Whether you are an alumni or a current student, there are so many things that we all know to be true about our beautiful school. We've all experienced the insanity of Gasparilla, the stress of registering for classes and the ever changing bar on Cass Street just to name a few. Here is a list of the top things that every student can relate too.
1. The 'Caf Poops' are an all too Real Phenomenon.
If you eat any type of food in the caf, especially the international food, you better be within short walking distance from a toilet for the next 24 hours or else.
2. There is at Least One Year You Didn't Make it to Gasparilla.
There is at least one time in your four years at the University of Tampa that you partied so hard before hand that you can't even make it to the days festivities.
3. The Likelihood of Seeing President Vaughn is About the Same as Seeing Snow In Florida.
The ever illusive President Vaughn runs the school but the likelihood of seeing him is slim to none considering he never goes to anything. But hey you get to see him the day you graduate!
4. After a While, You Stop Asking Where People Are From.
After about a year of asking people where they're from, you'll learn to stop asking because 90% of the school is from New England.
5. Registering for Classes Will Make You Lose Your Mind.
The stress of watching all the classes you need fill up before your registration time will make anyone go nuts. And probably cry.
6. We Literally Have No School Spirit.
Almost everyone has a University of Tampa shirt, but when it comes to going to sporting events the turn out is always sub par. Unless it is Midnight Madness or during Greek Week which for most students is the one or two times a year you catch an event. Go Spartans!

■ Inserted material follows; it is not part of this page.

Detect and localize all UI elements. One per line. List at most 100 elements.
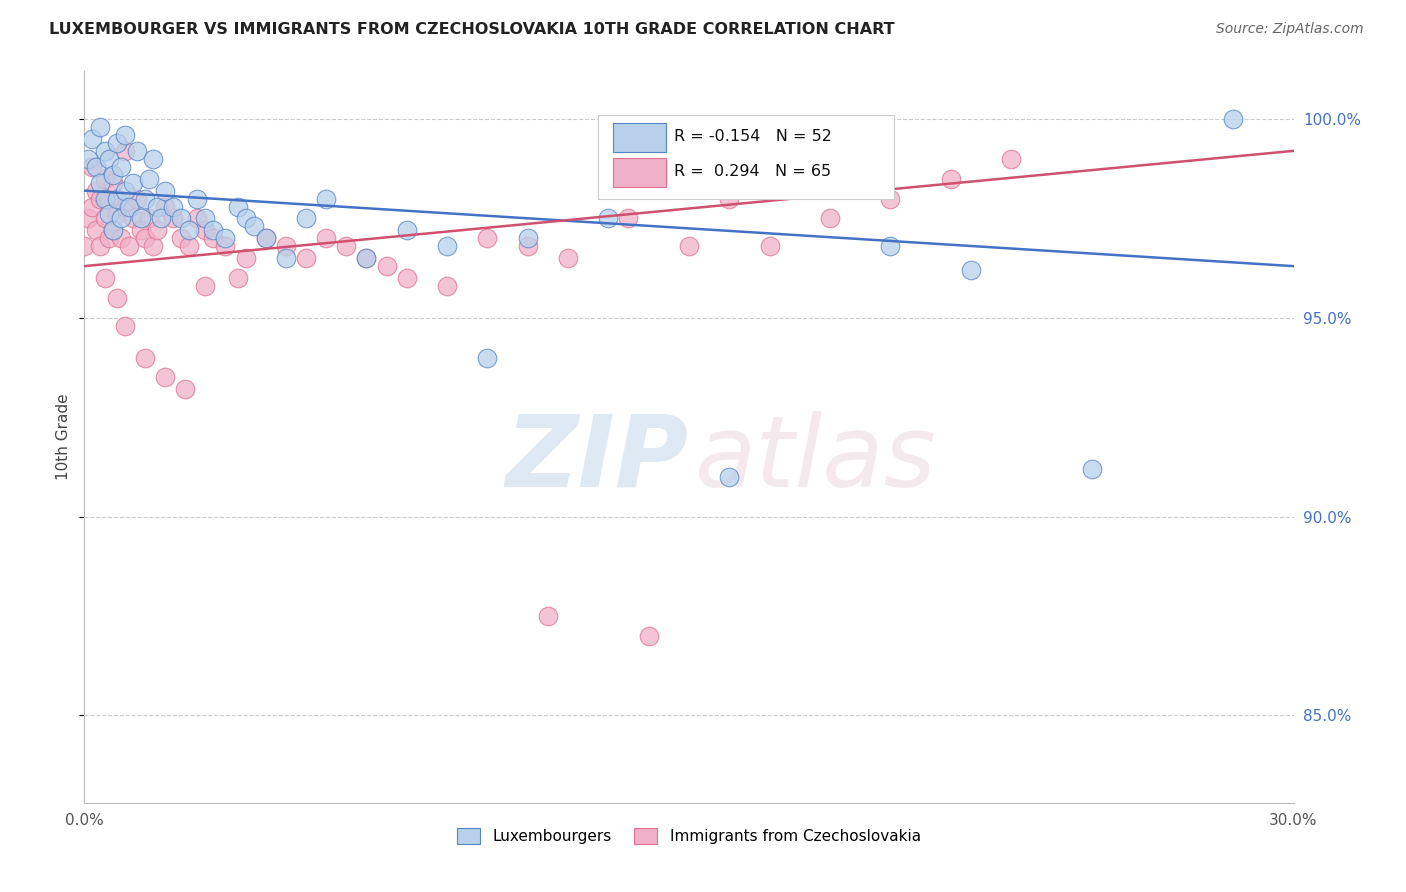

7. For Those Older Students and Alumni, the Bar on Cass Street is Constantly Changing Names and Ownership.
Ask any alum: Cass Bar has been at least 3 names in the past four years. But no matter the name and ownership, it's always a hot place to be on Saturdays, Tuesdays and Thursdays. For all the alums, never forget the water slide a few years ago!
8. There is NO Parking Ever.
And if you are lucky enough to get a parking spot, you cherish that spot. And for the rest of us who parked illegally or in a 'Faculty' spot? You better be ready for a nice parking ticket from campus safety (Since they do little else with their time).
9. You Will Learn The Definition of 'Accosted' Before You Graduate.
At least once a semester, someone feels the need to stroll alone out by the projects at 3:00 AM and gets 'accosted' by unidentified males. The definition for accosted is: to approach or address someone boldly or aggressively. Thank you UT for all the emails telling most of us what we already knew: not to walk alone at night.
10. The School Loves to Blow Money on Palm Trees.
It is reported that UT spent a whopping $15 million on palm trees recently. And anyone who walks around campus can see new ones popping up in different places frequently. Hey why don't you guys spend more money on things like parking?
11. President Vaughn Loves to Accept More Students Than Theres Room For.
Every year, the University of Tampa accepts more students than on-campus housing can fit. Some freshmen are subjected to living off campus at the Barrymore down the road and have to shuttle to campus. With the new housing policy (don't get me started), upper classmen are slated to live there this upcoming fall semester. If Vaughn keeps accepting more and more students, soon we will be sleeping in our cars just like the Kardashians.